Alles in allem hat mir Die verschwindende Hälfte gefallen, wenngleich ich mir für die Charaktere mehr Tiefe und Entwicklung gewünscht hätte und Fragen offen bleiben. 

Brit Bennett, Die verschwindende Hälfte. Rowohlt, Hamburg 2020.

Friday, November 03, 2023

Martin Walker - Menu Surprise

Der 11. Fall von Martin Walkers Reihe um Bruno Chef de Police mit dem Titel Menu Surprise beginnt mit Brunos Beförderung - er ist jetzt nicht nur für St. Denis zuständig, sondern als Chef der kommunalen Polizei für das ganze Tal der Vézère. Seine Zuständigkeiten und vor allem, wer nun sein Vorgesetzter ist, werden gleich in einem brisanten Fall getestet. Zwei Tote werden entdeckt und mindestens einer von ihnen hat Verbindungen zum irischen Geheimdienst. Eh man sich versieht, reisen Geheimdienstler verschiedener Länder an und verschiedene Szenarien werden durchleuchtet. Bruno muss außerdem noch als Experte in einem Kochkurs seiner Freundin Pamela einspringen und überhaupt wird wieder viel gekocht und über Weine und Lebensmittel gesprochen, während auf der persönlichen Ebene scheinbar die Schwangerschaft einer jungen Rugbyspielerin das wichtigste Thema aller in St. Denis zu sein scheint. 
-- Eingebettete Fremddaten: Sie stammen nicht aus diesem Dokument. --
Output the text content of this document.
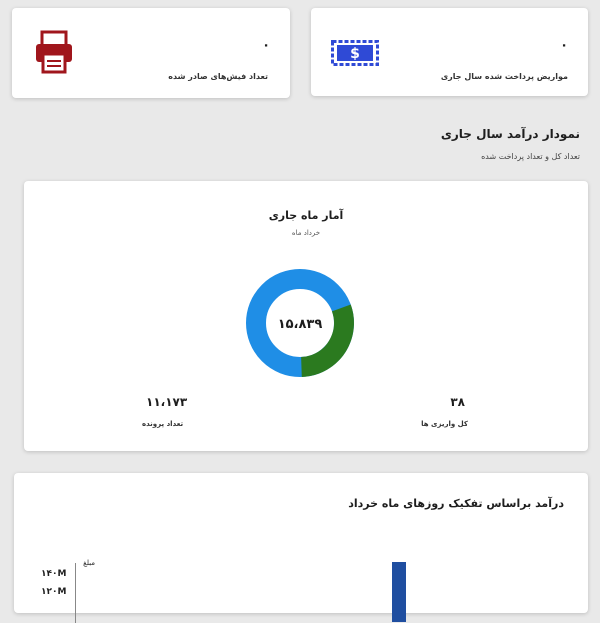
۰
تعداد فیش‌های صادر شده
$
۰
مواریض پرداخت شده سال جاری
نمودار درآمد سال جاری
تعداد کل و تعداد پرداخت شده
آمار ماه جاری
خرداد ماه
۱۵،۸۳۹
۳۸
کل واریزی ها
۱۱،۱۷۳
تعداد پرونده
درآمد براساس تفکیک روزهای ماه خرداد
۱۴۰M
۱۲۰M
مبلغ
Das alles wollte sich meines Erachtens in Menu Surprise diesmal nicht zu einem Ganzen zusammenfügen. Trivialität und kulinarische Behaglichkeit stehen in zu großem Kontrast zu dem achso weltpolitisch-dramatischen Geschehen um die Morde und ihre Zusammenhänge. Einige der Bemerkungen und Überlegungen Brunos zur Frauenrolle und zum Thema Abtreibungen stoßen außerdem etwas bitter auf. 

Martin Walker, Menu Surprise. Diogenes 2019.